Trouxe um livro muito fino de Bruxelas. É de Georges Perec. Je suis né é o título. Com grande curiosidade me detenho no relato de seus projetos de escrita e, com especial interesse, naquele que desse uma indicação da passagem do tempo, não só do tempo presente e da memória, mas também, e isso é o que parece importante para mim, da própria escrita.

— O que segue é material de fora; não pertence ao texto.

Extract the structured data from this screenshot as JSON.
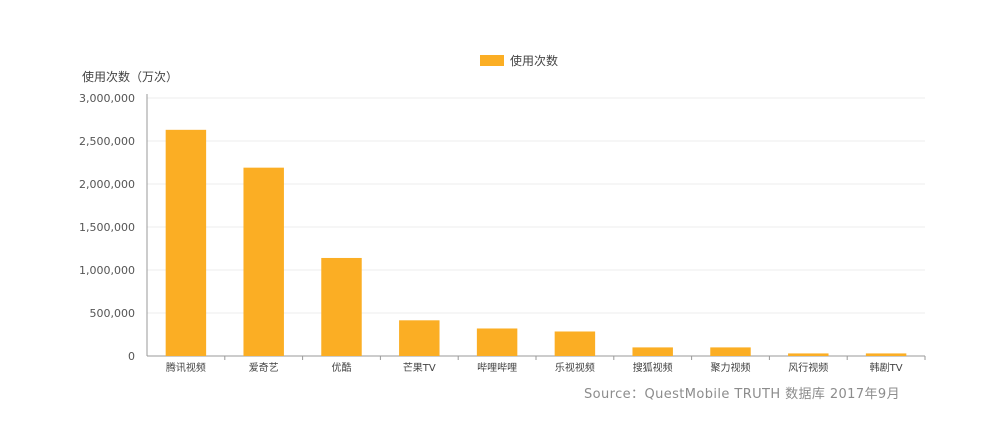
{
  "chart_data": {
    "type": "bar",
    "ylabel": "使用次数（万次）",
    "legend": [
      "使用次数"
    ],
    "legend_position": "top",
    "source": "Source：QuestMobile TRUTH 数据库 2017年9月",
    "bar_color": "#fbae24",
    "categories": [
      "腾讯视频",
      "爱奇艺",
      "优酷",
      "芒果TV",
      "哔哩哔哩",
      "乐视视频",
      "搜狐视频",
      "聚力视频",
      "风行视频",
      "韩剧TV"
    ],
    "series": [
      {
        "name": "使用次数",
        "values": [
          2630000,
          2190000,
          1140000,
          415000,
          320000,
          285000,
          100000,
          100000,
          30000,
          30000
        ]
      }
    ],
    "ylim": [
      0,
      3000000
    ],
    "yticks": [
      0,
      500000,
      1000000,
      1500000,
      2000000,
      2500000,
      3000000
    ],
    "ytick_labels": [
      "0",
      "500,000",
      "1,000,000",
      "1,500,000",
      "2,000,000",
      "2,500,000",
      "3,000,000"
    ],
    "grid": true
  }
}
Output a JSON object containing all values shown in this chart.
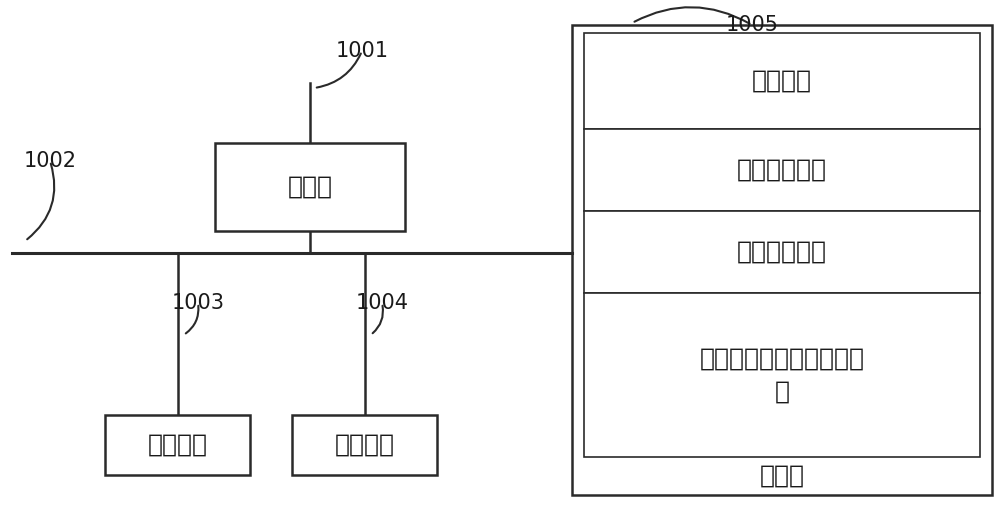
{
  "bg_color": "#ffffff",
  "line_color": "#2a2a2a",
  "box_fill": "#ffffff",
  "box_edge": "#2a2a2a",
  "inner_fill": "#ffffff",
  "processor_label": "处理器",
  "user_if_label": "用户接口",
  "net_if_label": "网络接口",
  "storage_label": "存储器",
  "os_label": "操作系统",
  "net_mod_label": "网络通信模块",
  "ui_mod_label": "用户接口模块",
  "prog_label": "末梢血采样装置的控制程\n序",
  "label_1001": "1001",
  "label_1002": "1002",
  "label_1003": "1003",
  "label_1004": "1004",
  "label_1005": "1005",
  "font_size_box": 18,
  "font_size_num": 15,
  "lw_outer": 1.8,
  "lw_inner": 1.2,
  "lw_line": 1.8,
  "lw_bus": 2.2
}
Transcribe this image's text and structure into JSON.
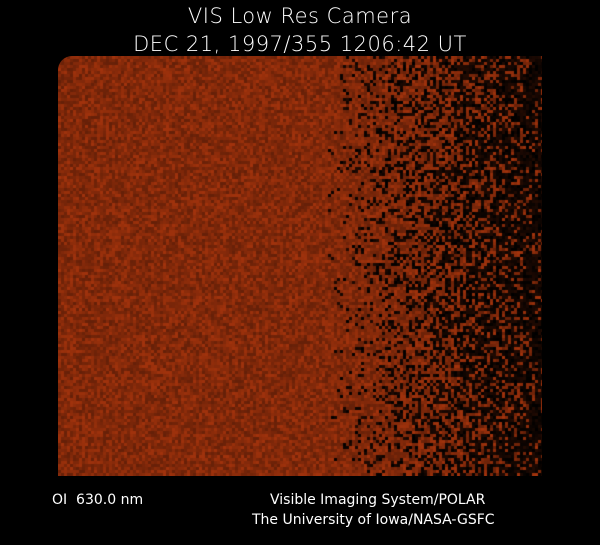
{
  "header": {
    "title": "VIS Low Res Camera",
    "subtitle": "DEC 21, 1997/355 1206:42 UT"
  },
  "image": {
    "base_color": "#7a2a0a",
    "highlight_color": "#a8400f"
  },
  "footer": {
    "filter": "OI  630.0 nm",
    "instrument": "Visible Imaging System/POLAR",
    "institution": "The University of Iowa/NASA-GSFC"
  }
}
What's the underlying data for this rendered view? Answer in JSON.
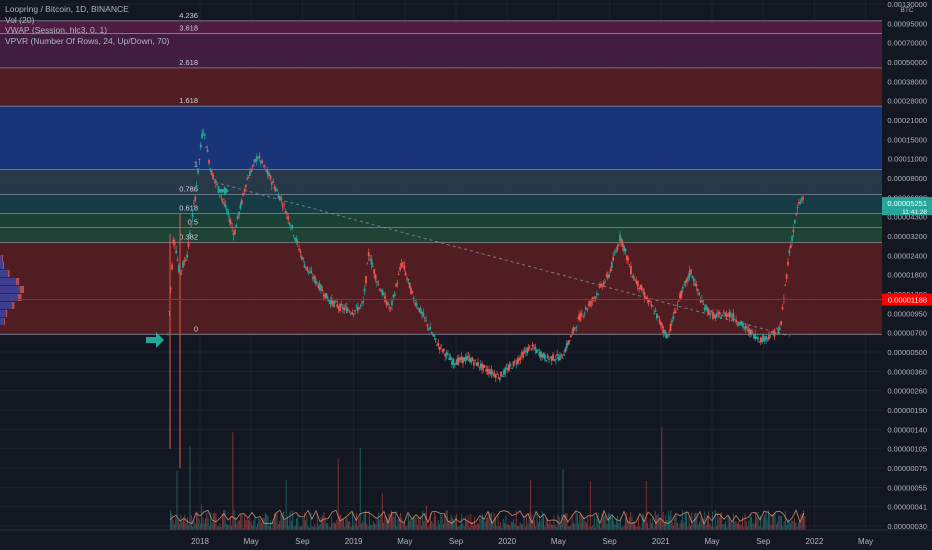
{
  "header": {
    "symbol_line": "Loopring / Bitcoin, 1D, BINANCE",
    "indicator_1": "Vol (20)",
    "indicator_2": "VWAP (Session, hlc3, 0, 1)",
    "indicator_3": "VPVR (Number Of Rows, 24, Up/Down, 70)"
  },
  "colors": {
    "background": "#131722",
    "up": "#26a69a",
    "down": "#ef5350",
    "grid": "#1e222d",
    "price_tag_current": "#26a69a",
    "price_tag_line": "#ff0000",
    "arrow": "#26a69a"
  },
  "chart_data": {
    "type": "candlestick",
    "title": "Loopring / Bitcoin, 1D, BINANCE",
    "scale": "log",
    "y_unit": "BTC",
    "y_ticks": [
      "0.00130000",
      "0.00095000",
      "0.00070000",
      "0.00050000",
      "0.00038000",
      "0.00028000",
      "0.00021000",
      "0.00015000",
      "0.00011000",
      "0.00008000",
      "0.00006000",
      "0.00004300",
      "0.00003200",
      "0.00002400",
      "0.00001800",
      "0.00001300",
      "0.00000950",
      "0.00000700",
      "0.00000500",
      "0.00000360",
      "0.00000260",
      "0.00000190",
      "0.00000140",
      "0.00000105",
      "0.00000075",
      "0.00000055",
      "0.00000041",
      "0.00000030"
    ],
    "x_ticks": [
      "2018",
      "May",
      "Sep",
      "2019",
      "May",
      "Sep",
      "2020",
      "May",
      "Sep",
      "2021",
      "May",
      "Sep",
      "2022",
      "May"
    ],
    "price_labels": [
      {
        "text": "0.00005251",
        "sub": "11:41:28",
        "value": 5.251e-05,
        "color": "#26a69a"
      },
      {
        "text": "0.00001188",
        "value": 1.188e-05,
        "color": "#ff0000"
      }
    ],
    "fib_levels": [
      {
        "label": "0",
        "value": 6.8e-06
      },
      {
        "label": "0.382",
        "value": 2.9e-05
      },
      {
        "label": "0.5",
        "value": 3.65e-05
      },
      {
        "label": "0.618",
        "value": 4.55e-05
      },
      {
        "label": "0.786",
        "value": 6.25e-05
      },
      {
        "label": "1",
        "value": 9.2e-05
      },
      {
        "label": "1.618",
        "value": 0.000258
      },
      {
        "label": "2.618",
        "value": 0.00046
      },
      {
        "label": "3.618",
        "value": 0.00081
      },
      {
        "label": "4.236",
        "value": 0.00099
      }
    ],
    "fib_zone_colors": [
      "#5c1e22",
      "#214a37",
      "#1c4738",
      "#17424a",
      "#2b3f4f",
      "#1c3a8a",
      "#5c1e22",
      "#4a1f45",
      "#5a1d48"
    ],
    "price_series": [
      {
        "t": 0,
        "v": 6.8e-06
      },
      {
        "t": 0.3,
        "v": 3.3e-05
      },
      {
        "t": 0.6,
        "v": 1.8e-05
      },
      {
        "t": 1,
        "v": 2.5e-05
      },
      {
        "t": 1.4,
        "v": 6e-05
      },
      {
        "t": 1.8,
        "v": 0.000185
      },
      {
        "t": 2.2,
        "v": 9e-05
      },
      {
        "t": 2.8,
        "v": 5.8e-05
      },
      {
        "t": 3.4,
        "v": 3.3e-05
      },
      {
        "t": 4.0,
        "v": 7.5e-05
      },
      {
        "t": 4.6,
        "v": 0.000115
      },
      {
        "t": 5.2,
        "v": 8.2e-05
      },
      {
        "t": 5.8,
        "v": 5.8e-05
      },
      {
        "t": 6.4,
        "v": 3.5e-05
      },
      {
        "t": 7.0,
        "v": 2.1e-05
      },
      {
        "t": 7.6,
        "v": 1.6e-05
      },
      {
        "t": 8.2,
        "v": 1.2e-05
      },
      {
        "t": 8.8,
        "v": 1.05e-05
      },
      {
        "t": 9.5,
        "v": 9.8e-06
      },
      {
        "t": 10.0,
        "v": 1.1e-05
      },
      {
        "t": 10.3,
        "v": 2.5e-05
      },
      {
        "t": 10.8,
        "v": 1.5e-05
      },
      {
        "t": 11.4,
        "v": 1e-05
      },
      {
        "t": 12.0,
        "v": 2.2e-05
      },
      {
        "t": 12.6,
        "v": 1.2e-05
      },
      {
        "t": 13.2,
        "v": 8.5e-06
      },
      {
        "t": 13.8,
        "v": 5.8e-06
      },
      {
        "t": 14.6,
        "v": 4.2e-06
      },
      {
        "t": 15.4,
        "v": 4.5e-06
      },
      {
        "t": 16.2,
        "v": 3.8e-06
      },
      {
        "t": 17.0,
        "v": 3.3e-06
      },
      {
        "t": 17.8,
        "v": 4.2e-06
      },
      {
        "t": 18.6,
        "v": 5.5e-06
      },
      {
        "t": 19.4,
        "v": 4.5e-06
      },
      {
        "t": 20.2,
        "v": 4.6e-06
      },
      {
        "t": 21.0,
        "v": 8.5e-06
      },
      {
        "t": 21.8,
        "v": 1.2e-05
      },
      {
        "t": 22.6,
        "v": 1.8e-05
      },
      {
        "t": 23.2,
        "v": 3.2e-05
      },
      {
        "t": 23.8,
        "v": 1.8e-05
      },
      {
        "t": 24.4,
        "v": 1.3e-05
      },
      {
        "t": 25.0,
        "v": 9.5e-06
      },
      {
        "t": 25.6,
        "v": 6.5e-06
      },
      {
        "t": 26.2,
        "v": 1.2e-05
      },
      {
        "t": 26.8,
        "v": 1.9e-05
      },
      {
        "t": 27.4,
        "v": 1.1e-05
      },
      {
        "t": 28.0,
        "v": 9e-06
      },
      {
        "t": 28.8,
        "v": 9.5e-06
      },
      {
        "t": 29.6,
        "v": 7.5e-06
      },
      {
        "t": 30.4,
        "v": 6.2e-06
      },
      {
        "t": 31.0,
        "v": 6.8e-06
      },
      {
        "t": 31.4,
        "v": 7.5e-06
      },
      {
        "t": 31.8,
        "v": 2.3e-05
      },
      {
        "t": 32.3,
        "v": 5.2e-05
      },
      {
        "t": 32.6,
        "v": 6e-05
      }
    ],
    "x_domain": [
      0,
      32.6
    ]
  }
}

O último de uma quadrilogia autobiográfica, o volume projetado serviria de moldura para os três anteriores. Ele o escreveria ao longo de doze anos, durante os quais descreveria doze lugares (ruas, praças de Paris, cruzes, etc.) que teriam sido importantes para ele por qualquer motivo. A cada mês, eu descreveria duas delas duas vezes: a primeira, seria uma descrição neutra do lugar no presente; a outra seria uma recriação do lugar na memória e seria feita de qualquer outro lugar.

Em seguida, ele colocaria os escritos em um envelope lacrado. Isso ele repetia por doze anos, ao final dos quais ele abria os envelopes e os copiava. Teria então, no total, duzentos e oitenta e oito envelopes e cada um dos doze lugares teria sido descrito duas vezes em cada um dos doze anos, ou seja, vinte e quatro vezes, dando uma ideia do envelhecimento dos lugares físicos, das memórias e da própria escrita. Deste modo, «o tempo da escrita, que foi, até ao presente momento, um tempo para nada, um tempo morto que se pretendia ignorar ou que só foi restabelecido arbitrariamente (L’emploi du temps), que sempre ficou fora do livro (mesmo em Proust), se tornaria aqui o eixo essencial ».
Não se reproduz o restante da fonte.